Ce que Pascal Bonitzer me donne à réaliser, c'est combien les films de Rohmer se fondent sur le modèle du Quichotte, c'est-à-dire sur la dénonciation girardiènne du mensonge romantique ou dans l'autre sens sur la production de la vérité romanesque. Pour continuer dans le fil de la question que je me posais vendredi, je dirais qu'au fond peu importe que le récit prenne ou pas la forme d'une narration subjective, que le personnage principal soit donné ou pas comme son narrateur. D'une part parce que, comme j'ai essayé de l'articuler hier, le dispositif cinématographique oppose mécaniquement à la narration subjective la narration "objective" du déroulement de l'image et parce que cette narration "objective" (objective non tant parce qu'elle serait plus conforme à la réalité mais parce qu'elle nous donne à voir des objets) porte un récit qui est le fait de l'auteur (qui est dans la position du narrateur omniscient: rien de ce point de vue ne distingue le Rohmer de Maud du Tolstoï d'Anna Karénine) et et d'autre part dans ses films les personnages, narrateurs ou pas, ne cessent de "se la raconter", c'est-à-dire de nous livrer des bouts, des virtualités de narrations subjectives.
Il y a une notation très intéressante de Bonitzer, qu'il serait peut-être fécond de projeter sur le roman littéraire, c'est cette remarque que, à la différence de don Quichotte, les héros de Rohmer ne sont pas, par le choc du Réel, renvoyés simplement à la "Réalité", décillés, en tous cas pas complètement.

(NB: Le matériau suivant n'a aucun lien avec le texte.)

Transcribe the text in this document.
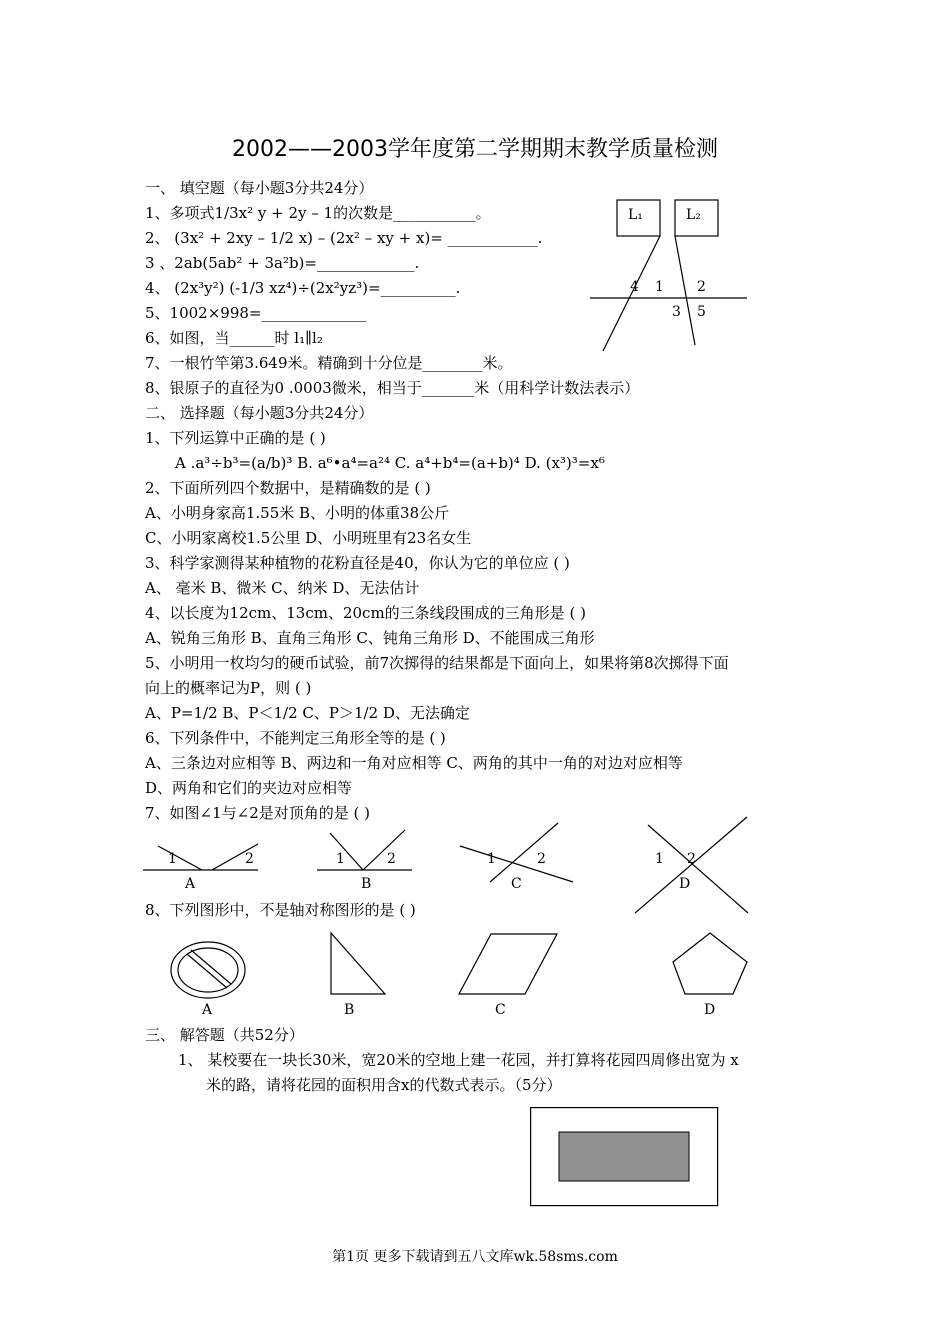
2002——2003学年度第二学期期末教学质量检测
一、 填空题（每小题3分共24分）
1、多项式1/3x² y + 2y – 1的次数是___________。
2、 (3x² + 2xy – 1/2 x) – (2x² – xy + x)= ____________.
3 、2ab(5ab² + 3a²b)=_____________.
4、 (2x³y²) (-1/3 xz⁴)÷(2x²yz³)=__________.
5、1002×998=______________
6、如图，当______时 l₁∥l₂
7、一根竹竿第3.649米。精确到十分位是________米。
8、银原子的直径为0 .0003微米，相当于_______米（用科学计数法表示）
L₁	L₂
4 1 2
3 5
二、 选择题（每小题3分共24分）
1、下列运算中正确的是 ( )
A .a³÷b³=(a/b)³ B. a⁶•a⁴=a²⁴ C. a⁴+b⁴=(a+b)⁴ D. (x³)³=x⁶
2、下面所列四个数据中，是精确数的是 ( )
A、小明身家高1.55米 B、小明的体重38公斤
C、小明家离校1.5公里 D、小明班里有23名女生
3、科学家测得某种植物的花粉直径是40，你认为它的单位应 ( )
A、 毫米 B、微米 C、纳米 D、无法估计
4、以长度为12cm、13cm、20cm的三条线段围成的三角形是 ( )
A、锐角三角形 B、直角三角形 C、钝角三角形 D、不能围成三角形
5、小明用一枚均匀的硬币试验，前7次掷得的结果都是下面向上，如果将第8次掷得下面
向上的概率记为P，则 ( )
A、P=1/2 B、P＜1/2 C、P＞1/2 D、无法确定
6、下列条件中，不能判定三角形全等的是 ( )
A、三条边对应相等 B、两边和一角对应相等 C、两角的其中一角的对边对应相等
D、两角和它们的夹边对应相等
7、如图∠1与∠2是对顶角的是 ( )
1	2
A
1	2
B
1	2
C
1 2
D
8、下列图形中，不是轴对称图形的是 ( )
A	B	C	D
三、 解答题（共52分）
1、 某校要在一块长30米，宽20米的空地上建一花园，并打算将花园四周修出宽为 x
米的路，请将花园的面积用含x的代数式表示。（5分）
第1页 更多下载请到五八文库wk.58sms.com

Une chose cependant où je me séparerais de Bonitzer, si je l'ai bien compris (ce qui n'est pas du tout sûr), serait que dans les films de Rohmer il n'y aurait pas de vérité "objective" (fictionnelle). Au bout du compte il y a, comme dans une intrigue policière, le dévoilement, la monstration d'une vérité factuelle qui vient démentir les histoires que se racontent les personnages (histoires généralement attachées, motivées par une monstration de soi narcissique). Cela est nécessaire pour que puisse apparaître une "vérité romanesque" au sens de Girard (et il n'est peut-être pas indifférent que tous deux, Girard et Rohmer restent attachés à leur héritage chrétien - comme d'ailleurs à celui des moralistes français: Pascal, La Rochefoucauld...).